OpenAI
Company information
Company's most powerful model
o3
Deep Research released Feb 2, 2025; o3 released Apr 16; Codex released May 16; o3-pro released Jun 10
Deep Research system card published Feb 25, 2025; o3 system card published Apr 16; Codex addendum published May 16[✲]
Training and internal deployment: dates not reported
This page is about o3 and the major systems based on it: Deep Research, Codex, and o3-pro. I focus on the o3 system card since Deep Research's was earlier and OpenAI didn't do Preparedness evals for Codex or o3-pro; its justification is that these systems are based on the o3 model.
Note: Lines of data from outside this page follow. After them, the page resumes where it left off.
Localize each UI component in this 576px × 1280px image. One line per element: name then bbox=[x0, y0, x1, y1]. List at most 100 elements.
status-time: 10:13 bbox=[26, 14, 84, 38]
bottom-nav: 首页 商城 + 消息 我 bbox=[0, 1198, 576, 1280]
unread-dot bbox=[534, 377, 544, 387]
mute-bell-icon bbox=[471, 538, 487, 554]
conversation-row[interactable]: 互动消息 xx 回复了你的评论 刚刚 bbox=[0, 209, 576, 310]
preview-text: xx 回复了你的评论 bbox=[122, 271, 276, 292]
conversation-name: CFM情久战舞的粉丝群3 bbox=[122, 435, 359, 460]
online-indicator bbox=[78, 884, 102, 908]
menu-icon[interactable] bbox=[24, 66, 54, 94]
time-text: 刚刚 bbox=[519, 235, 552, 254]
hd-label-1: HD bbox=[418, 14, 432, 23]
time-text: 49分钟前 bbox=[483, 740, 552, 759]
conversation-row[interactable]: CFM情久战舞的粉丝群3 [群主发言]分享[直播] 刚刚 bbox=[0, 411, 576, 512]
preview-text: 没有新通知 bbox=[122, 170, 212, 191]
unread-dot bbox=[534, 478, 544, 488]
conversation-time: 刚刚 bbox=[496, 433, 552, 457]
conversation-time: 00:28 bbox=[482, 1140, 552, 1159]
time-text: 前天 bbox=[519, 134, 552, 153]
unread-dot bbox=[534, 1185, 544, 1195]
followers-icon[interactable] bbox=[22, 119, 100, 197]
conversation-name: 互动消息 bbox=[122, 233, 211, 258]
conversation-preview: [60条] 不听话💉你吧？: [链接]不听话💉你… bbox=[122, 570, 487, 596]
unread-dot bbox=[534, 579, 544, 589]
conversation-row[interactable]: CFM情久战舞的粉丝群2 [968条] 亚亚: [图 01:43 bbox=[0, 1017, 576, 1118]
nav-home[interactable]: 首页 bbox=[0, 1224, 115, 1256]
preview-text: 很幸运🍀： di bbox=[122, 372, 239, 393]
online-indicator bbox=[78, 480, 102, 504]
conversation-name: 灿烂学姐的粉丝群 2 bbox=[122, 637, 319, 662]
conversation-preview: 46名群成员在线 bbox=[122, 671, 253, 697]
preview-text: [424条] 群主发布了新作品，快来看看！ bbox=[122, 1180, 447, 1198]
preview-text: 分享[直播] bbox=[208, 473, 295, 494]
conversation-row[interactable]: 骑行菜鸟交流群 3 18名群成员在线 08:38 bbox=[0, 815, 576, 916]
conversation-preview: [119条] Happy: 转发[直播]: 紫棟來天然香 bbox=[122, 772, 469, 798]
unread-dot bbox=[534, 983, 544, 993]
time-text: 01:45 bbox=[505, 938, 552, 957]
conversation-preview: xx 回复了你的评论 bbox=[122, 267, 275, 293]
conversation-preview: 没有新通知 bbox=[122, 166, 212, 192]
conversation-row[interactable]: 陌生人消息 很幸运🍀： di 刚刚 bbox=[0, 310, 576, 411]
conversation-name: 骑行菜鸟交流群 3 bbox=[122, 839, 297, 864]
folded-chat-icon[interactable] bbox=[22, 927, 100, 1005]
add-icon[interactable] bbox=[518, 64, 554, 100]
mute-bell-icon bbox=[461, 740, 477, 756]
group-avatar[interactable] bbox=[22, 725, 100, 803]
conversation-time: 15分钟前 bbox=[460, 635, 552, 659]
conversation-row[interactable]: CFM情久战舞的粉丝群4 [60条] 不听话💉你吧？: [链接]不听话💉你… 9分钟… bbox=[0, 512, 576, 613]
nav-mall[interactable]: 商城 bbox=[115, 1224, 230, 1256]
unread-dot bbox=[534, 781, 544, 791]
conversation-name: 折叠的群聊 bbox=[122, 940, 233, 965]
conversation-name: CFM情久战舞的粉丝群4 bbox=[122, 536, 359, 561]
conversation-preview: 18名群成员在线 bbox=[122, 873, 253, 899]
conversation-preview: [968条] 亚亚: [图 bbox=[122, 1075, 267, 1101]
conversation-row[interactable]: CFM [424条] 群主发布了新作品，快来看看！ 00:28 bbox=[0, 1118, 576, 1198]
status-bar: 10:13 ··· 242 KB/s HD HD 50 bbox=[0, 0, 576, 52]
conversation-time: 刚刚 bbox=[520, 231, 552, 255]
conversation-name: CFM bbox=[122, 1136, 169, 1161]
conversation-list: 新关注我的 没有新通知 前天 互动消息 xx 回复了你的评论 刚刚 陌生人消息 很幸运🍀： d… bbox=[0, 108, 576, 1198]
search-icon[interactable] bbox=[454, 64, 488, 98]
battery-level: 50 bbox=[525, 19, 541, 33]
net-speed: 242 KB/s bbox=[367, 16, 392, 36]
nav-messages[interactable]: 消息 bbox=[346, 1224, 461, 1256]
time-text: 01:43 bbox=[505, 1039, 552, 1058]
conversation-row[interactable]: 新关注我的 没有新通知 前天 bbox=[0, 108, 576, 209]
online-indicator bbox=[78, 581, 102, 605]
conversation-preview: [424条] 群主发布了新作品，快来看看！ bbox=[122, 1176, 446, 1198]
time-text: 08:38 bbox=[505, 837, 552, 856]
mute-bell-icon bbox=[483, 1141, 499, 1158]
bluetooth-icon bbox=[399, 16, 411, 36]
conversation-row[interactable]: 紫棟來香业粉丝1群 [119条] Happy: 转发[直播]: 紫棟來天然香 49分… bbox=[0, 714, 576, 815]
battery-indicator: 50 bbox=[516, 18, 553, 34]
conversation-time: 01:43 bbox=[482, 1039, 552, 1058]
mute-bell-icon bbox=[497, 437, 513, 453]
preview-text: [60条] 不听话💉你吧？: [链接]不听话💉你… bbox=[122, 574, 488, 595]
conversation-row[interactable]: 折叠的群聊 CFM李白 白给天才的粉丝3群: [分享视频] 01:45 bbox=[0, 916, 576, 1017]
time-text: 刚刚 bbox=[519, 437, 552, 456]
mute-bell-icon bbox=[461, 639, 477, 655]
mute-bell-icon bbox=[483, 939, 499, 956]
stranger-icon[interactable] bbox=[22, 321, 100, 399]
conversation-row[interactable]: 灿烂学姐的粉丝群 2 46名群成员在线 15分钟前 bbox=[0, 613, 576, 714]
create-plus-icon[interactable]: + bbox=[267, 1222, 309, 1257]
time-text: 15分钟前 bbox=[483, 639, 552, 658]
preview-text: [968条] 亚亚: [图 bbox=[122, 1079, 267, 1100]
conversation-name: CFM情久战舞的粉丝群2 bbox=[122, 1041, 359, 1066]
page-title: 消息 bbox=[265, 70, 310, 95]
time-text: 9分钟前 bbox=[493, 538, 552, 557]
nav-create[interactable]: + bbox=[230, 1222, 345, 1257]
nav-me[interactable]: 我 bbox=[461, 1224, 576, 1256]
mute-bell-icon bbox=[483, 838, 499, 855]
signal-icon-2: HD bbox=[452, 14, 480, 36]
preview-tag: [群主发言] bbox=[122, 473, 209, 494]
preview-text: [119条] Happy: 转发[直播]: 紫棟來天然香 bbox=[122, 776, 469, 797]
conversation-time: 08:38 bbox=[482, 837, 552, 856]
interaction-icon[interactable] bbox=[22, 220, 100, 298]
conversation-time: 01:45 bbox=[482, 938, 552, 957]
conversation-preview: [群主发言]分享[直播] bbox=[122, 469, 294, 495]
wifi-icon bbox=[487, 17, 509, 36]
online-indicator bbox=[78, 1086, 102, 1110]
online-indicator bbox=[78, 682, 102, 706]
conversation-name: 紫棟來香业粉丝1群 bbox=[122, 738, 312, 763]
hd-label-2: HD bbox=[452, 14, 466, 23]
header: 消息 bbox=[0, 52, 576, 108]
OpenAI says the models don't have dangerous capabilities. It does some good evals. But the models perform well enough that it's not clear why OpenAI believes they don't have dangerous capabilities, and OpenAI doesn't say why it believes this or what would change its mind. This is particularly egregious in bio, where the models match or beat humans on all comparisons to humans and almost saturate the one eval without human comparison. OpenAI offers no explanation for why it believes the models can't meaningfully uplift novices.
o3 evaluation categories
Click on a category to see my analysis and the relevant part of the company's eval report.
Chem & bio
OpenAI says the models don't meaningfully uplift novices in creating biothreats. But it provides no justification for this claim, and its evals suggest that the models are more capable than human experts.
Cyber
OpenAI says the models don't have dangerous cyber capabilities. It doesn't really say why it believes they're safe or what would change its mind. It does reasonable evals, but the models do well on the most challenging CTFs.
AI R&D
OpenAI says the models aren't as helpful as a strong research assistant. Some of its evals do suggest that, but the models might be substantially underelicited and might be close to that level, and it's not clear what would change OpenAI's mind.
Scheming capabilities
OpenAI's bottom line is "o3 and o4-mini are capable of in-context scheming and strategic deception, although Apollo Research believes that it is unlikely that o3 or o4-mini would cause catastrophic harm due to scheming."
Misalignment propensity
OpenAI says Apollo "found that OpenAI o3 and o4-mini score lower than o1 on in-context scheming evaluations, but they still exhibit deceptive tendencies against their developers and users, such as sandbagging evaluations or sabotaging tasks when they have plausible deniability and it helps to further their goals."